Interesting, I like the idea.

What if you just started at the top....and blew in from the top with the tube starting at the bottom? it would blow in more dense and you would work your way up, and out the top hole.

I had thought if you could get a wall attachment with a bend in it, that would work too. I thought of having a muffler shop bend one. Drill the hole, and stick it in.

Imagine the peice looking like "gonzo's" nose, lol.

It would blow in more compact it seems.


----------



## neolitic (Apr 20, 2006)

J-Peffer said:


> Some of it is, but batts are costly compared to blown in. Also most of the exterior framing on this old home, is not accurate. Not many 14.5" openings between exterior studs.


By the time you get done 
cutting, patching, futzing around
with the the blow-in.....
R-13 unfaced cuts easy, 4 mil
visqueen.....
I still don't see an advantage,
and dry blow-in will settle.

Go[d luck with it.


----------



## MBS (Mar 20, 2008)

neolitic said:


> By the time you get done
> cutting, patching, futzing around
> with the the blow-in.....
> R-13 unfaced cuts easy, 4 mil
> ...


Dry blow-in cannot settle if installed at a density greater than it's settled density. In other words when done correctly. Its not hard to do. That settled density is specified on the bag. Actual installed density can be calculated and verified at the time it is being installed with a little math. 
My method works very well at exceeding the settled density every time.


----------



## MBS (Mar 20, 2008)

J-Peffer said:


> Interesting, I like the idea.
> 
> What if you just started at the top....and blew in from the top with the tube starting at the bottom? it would blow in more dense and you would work your way up, and out the top hole.
> 
> ...



Just blowing it into the wall without the tube method will not pack the insulation to exceed the settled density. Therefore it will not be a good job. The whole reason a tube is inserted into the cavity and removed a little at a time is to pack the insulation tightly and evenly. If you don't do that, its not worth doing at all. 

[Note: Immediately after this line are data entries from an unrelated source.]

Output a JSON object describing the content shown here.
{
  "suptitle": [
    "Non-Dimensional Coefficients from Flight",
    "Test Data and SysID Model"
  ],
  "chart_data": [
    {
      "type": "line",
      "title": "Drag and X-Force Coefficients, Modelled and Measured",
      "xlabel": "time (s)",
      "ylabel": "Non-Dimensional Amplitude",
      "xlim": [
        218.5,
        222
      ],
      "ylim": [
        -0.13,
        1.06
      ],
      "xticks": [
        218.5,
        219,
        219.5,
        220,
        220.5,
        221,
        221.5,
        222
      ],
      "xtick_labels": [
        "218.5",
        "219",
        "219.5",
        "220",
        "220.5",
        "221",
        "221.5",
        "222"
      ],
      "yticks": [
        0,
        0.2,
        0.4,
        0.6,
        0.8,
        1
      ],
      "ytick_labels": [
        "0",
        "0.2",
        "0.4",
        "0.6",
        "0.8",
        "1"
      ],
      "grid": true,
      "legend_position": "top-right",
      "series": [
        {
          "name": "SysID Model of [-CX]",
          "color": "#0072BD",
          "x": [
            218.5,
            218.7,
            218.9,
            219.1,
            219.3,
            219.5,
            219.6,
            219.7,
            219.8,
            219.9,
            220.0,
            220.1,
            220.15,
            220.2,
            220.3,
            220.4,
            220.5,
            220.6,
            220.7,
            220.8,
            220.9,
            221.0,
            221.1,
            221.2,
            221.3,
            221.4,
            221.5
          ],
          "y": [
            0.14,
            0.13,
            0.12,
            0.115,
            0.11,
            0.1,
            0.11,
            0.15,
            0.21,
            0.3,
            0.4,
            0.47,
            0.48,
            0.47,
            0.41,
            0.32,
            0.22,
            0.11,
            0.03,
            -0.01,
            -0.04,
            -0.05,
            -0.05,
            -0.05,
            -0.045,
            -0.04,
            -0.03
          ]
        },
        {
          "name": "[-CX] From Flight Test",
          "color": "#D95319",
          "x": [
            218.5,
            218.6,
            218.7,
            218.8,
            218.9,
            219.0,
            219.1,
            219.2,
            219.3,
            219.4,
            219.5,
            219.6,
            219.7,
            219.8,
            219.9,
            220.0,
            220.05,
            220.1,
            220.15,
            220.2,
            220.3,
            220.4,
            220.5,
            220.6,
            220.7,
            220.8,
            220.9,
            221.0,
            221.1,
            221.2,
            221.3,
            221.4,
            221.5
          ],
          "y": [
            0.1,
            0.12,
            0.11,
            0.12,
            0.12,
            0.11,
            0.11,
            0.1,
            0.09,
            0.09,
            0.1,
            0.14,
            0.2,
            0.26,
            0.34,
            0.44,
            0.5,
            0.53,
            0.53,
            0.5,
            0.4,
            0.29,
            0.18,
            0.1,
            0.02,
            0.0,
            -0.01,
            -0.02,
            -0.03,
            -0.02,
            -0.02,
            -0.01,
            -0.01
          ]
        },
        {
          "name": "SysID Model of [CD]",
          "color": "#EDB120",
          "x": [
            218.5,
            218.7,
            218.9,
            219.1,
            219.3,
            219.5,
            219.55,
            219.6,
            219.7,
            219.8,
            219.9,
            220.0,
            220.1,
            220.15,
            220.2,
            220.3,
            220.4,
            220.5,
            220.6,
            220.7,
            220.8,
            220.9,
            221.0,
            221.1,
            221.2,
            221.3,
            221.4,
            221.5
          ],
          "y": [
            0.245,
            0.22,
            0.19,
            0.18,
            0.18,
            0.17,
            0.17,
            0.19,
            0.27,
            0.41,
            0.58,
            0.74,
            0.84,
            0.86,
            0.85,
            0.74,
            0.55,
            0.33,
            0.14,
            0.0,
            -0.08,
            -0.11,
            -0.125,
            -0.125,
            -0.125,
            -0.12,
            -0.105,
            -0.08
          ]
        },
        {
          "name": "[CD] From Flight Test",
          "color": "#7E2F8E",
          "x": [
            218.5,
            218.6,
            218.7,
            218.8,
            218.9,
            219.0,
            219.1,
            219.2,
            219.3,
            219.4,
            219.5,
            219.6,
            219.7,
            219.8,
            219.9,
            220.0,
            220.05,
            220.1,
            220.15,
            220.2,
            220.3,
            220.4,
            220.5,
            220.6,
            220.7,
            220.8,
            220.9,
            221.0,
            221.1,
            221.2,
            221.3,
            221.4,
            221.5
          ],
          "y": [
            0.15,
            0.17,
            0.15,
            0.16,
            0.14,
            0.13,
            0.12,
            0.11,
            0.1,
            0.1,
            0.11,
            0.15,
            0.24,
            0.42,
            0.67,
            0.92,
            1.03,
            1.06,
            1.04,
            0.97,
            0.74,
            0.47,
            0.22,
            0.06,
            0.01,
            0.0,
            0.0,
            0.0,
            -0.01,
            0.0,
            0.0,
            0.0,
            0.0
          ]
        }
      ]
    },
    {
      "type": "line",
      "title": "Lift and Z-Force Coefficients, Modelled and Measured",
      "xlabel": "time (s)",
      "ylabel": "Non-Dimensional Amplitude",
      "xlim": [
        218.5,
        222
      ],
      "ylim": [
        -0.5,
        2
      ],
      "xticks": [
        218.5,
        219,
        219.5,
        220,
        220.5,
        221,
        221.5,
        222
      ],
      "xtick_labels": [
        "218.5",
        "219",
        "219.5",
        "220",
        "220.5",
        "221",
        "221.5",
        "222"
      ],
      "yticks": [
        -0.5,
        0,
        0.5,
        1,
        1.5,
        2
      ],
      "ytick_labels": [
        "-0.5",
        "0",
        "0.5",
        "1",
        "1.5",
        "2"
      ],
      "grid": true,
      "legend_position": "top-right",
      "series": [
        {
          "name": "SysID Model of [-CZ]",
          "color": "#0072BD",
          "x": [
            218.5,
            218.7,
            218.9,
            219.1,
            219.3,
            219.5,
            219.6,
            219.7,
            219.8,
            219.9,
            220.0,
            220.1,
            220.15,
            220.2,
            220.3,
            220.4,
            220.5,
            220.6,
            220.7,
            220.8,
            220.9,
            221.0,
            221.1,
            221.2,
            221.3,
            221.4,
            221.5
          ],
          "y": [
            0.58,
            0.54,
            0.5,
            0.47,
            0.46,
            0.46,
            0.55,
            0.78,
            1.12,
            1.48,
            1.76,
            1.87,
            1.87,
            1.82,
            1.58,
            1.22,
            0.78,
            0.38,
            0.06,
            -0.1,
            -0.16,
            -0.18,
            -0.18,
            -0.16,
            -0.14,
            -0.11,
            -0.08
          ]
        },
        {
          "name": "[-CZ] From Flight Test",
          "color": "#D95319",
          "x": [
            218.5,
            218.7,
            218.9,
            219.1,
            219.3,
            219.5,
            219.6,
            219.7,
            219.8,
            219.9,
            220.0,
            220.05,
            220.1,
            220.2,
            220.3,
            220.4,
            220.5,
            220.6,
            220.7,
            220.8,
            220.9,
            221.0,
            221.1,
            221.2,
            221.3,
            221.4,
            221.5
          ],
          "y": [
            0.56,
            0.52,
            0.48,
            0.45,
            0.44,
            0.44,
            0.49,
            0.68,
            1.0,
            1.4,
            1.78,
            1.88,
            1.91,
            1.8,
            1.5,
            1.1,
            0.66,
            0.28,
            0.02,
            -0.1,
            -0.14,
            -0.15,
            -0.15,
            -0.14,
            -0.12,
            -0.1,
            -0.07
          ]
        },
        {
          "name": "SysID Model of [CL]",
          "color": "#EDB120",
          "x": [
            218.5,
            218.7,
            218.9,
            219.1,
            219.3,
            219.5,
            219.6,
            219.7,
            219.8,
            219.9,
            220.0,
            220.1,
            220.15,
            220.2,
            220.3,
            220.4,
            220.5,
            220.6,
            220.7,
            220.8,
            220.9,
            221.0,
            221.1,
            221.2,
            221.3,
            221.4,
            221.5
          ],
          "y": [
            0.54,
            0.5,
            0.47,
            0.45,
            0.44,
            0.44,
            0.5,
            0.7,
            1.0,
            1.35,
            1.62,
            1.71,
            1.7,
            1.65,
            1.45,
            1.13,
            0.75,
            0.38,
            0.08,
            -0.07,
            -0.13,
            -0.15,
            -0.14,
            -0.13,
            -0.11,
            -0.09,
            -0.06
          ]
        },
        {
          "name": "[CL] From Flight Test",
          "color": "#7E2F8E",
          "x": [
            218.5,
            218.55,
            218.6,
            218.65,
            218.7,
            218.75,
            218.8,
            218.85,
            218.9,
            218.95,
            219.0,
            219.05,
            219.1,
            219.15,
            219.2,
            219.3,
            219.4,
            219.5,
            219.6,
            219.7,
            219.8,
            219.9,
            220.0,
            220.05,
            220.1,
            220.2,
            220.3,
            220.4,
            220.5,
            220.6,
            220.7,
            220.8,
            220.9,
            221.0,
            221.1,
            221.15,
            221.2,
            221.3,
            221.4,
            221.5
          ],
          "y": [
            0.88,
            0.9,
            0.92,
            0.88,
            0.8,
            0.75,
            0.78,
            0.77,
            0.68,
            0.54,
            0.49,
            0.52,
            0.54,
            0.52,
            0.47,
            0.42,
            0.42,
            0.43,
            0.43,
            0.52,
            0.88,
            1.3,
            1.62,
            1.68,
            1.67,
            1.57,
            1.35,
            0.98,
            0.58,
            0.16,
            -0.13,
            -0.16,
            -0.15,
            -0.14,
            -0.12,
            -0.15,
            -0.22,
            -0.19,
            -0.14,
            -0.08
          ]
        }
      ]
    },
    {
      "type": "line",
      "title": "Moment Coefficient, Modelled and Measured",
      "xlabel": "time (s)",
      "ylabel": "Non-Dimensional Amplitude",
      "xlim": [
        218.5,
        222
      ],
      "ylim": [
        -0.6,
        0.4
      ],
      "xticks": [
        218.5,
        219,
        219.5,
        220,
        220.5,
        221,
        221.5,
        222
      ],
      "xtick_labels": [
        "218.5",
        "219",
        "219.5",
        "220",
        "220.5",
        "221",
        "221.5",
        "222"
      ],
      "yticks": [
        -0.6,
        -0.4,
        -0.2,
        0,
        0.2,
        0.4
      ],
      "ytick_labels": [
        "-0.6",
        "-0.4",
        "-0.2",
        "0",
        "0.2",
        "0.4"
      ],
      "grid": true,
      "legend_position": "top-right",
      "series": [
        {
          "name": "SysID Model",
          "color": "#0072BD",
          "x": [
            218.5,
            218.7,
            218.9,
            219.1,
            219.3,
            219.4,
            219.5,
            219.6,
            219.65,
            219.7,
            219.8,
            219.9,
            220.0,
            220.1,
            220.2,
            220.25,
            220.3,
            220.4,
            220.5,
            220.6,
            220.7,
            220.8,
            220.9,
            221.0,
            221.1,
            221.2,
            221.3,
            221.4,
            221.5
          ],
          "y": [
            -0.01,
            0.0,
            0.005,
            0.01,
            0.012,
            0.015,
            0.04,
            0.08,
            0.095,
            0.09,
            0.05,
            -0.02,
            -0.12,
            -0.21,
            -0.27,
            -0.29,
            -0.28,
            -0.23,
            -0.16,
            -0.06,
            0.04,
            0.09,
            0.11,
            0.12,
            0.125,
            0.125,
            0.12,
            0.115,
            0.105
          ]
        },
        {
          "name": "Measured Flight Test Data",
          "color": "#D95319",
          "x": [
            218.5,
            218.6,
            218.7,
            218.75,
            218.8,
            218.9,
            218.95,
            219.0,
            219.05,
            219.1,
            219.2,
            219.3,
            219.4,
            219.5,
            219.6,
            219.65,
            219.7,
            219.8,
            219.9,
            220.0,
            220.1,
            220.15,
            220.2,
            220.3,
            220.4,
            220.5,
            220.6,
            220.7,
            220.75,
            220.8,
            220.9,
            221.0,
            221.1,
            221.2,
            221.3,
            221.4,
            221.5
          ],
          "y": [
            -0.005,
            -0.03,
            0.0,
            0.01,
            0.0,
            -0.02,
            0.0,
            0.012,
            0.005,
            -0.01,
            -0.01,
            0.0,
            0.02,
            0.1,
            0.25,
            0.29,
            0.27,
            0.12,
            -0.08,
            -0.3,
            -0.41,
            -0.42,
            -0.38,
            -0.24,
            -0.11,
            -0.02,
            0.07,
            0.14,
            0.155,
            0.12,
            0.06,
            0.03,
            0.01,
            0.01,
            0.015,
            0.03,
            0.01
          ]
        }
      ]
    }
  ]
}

Cellulose only packs at or beyond the settled density within about a foot of the blow-in point. The only way I know of to achieve that, is to move the blow-in point through the entire cavity. Anything less will produce less. 

Doing it from the top is a real pain due to the overhangs. Its impractical. You have to work off a ladder or scaffolding, and you can't get under windows. A single angled tube will not attain the same results. The insulation will settle.

Cellulose only packs at or beyond the settled density within about a foot of the blow-in point. The only way I know of to archive that, is to move the blow-in point through the entire cavity. Anything less will produce less. 

  
I've done this on over a hundred homes years ago and refined the method for quality, speed and efficiency.


----------



## neolitic (Apr 20, 2006)

MBS said:


> Dry blow-in cannot settle if installed at a density greater than it's settled density. In other words when done correctly. Its not hard to do. That settled density is specified on the bag. Actual installed density can be calculated and verified at the time it is being installed with a little math.
> My method works very well at exceeding the settled density every time.


Don't doubt your method.
Can't see that it's worth the trouble
when the walls are already open. :blink:
Seems to waste time and labor $
to save on material ¢.
I must be confused....:laughing:


----------



## neolitic (Apr 20, 2006)

WarnerConstInc. said:


> Neo- I thought that too but, after having the blow-in blanket done a few times now the drywall always lays down smooth over the studs. There were a few spots that were 3/8" proud or the studs and no problems what so ever with the drywall. My neighbor (plumbing/HVAC/insulation) told me that it will not settle and that it is dense packed. Just relaying what I have seen, done and been told.
> 
> _He uses chopped fiberglass in thier system._


That might make a difference.

Just seems like a mighty fine line
between too fluffy and over filled
with the paper stuff.

No dog in this fight, really.


----------



## wheeler (Feb 8, 2009)

*cellulose if you can swing it*

cellulose will give you good coverage / r for the application and mice won't burrow / nest in it. expensive relative to vermiculite or perlit.


----------



## dlcj (Oct 1, 2007)

Im with MBS on this one. A friend of mine does work for the gov. insulating low income homes. He started dense packing walls couple years ago and uses about the same method mbs described. I was there on the first one and have helped out a few times sense. He pulls a piece of siding just above the bottom plate. Drills a 4" hole between every stud and uses a 1" id clear hose coupled to the 3" hose from the blower. Push it all the way to the top, pull back a couple inches and start the blow. When the blower stalls or you see the cell stop flowing in the clear hose pull down about 6" and do it again. Repeat till you pull the hose out the bottom. It makes little mess if you stop the blower at just the right time. He has a electric switch in hand to do this. when done use a piece of window flashing or metal to cover hole and reinstall siding. He has a vid on you tube titled wall blow i think.

On the other hand i agree with someone who said why do all that when the walls are open now. Foaming it would be the best but most expensive and wet set cell would be the next best imo. But from what you say about the low value of homes in the area and trying to save as much as possible, id just batt it and forget it.


----------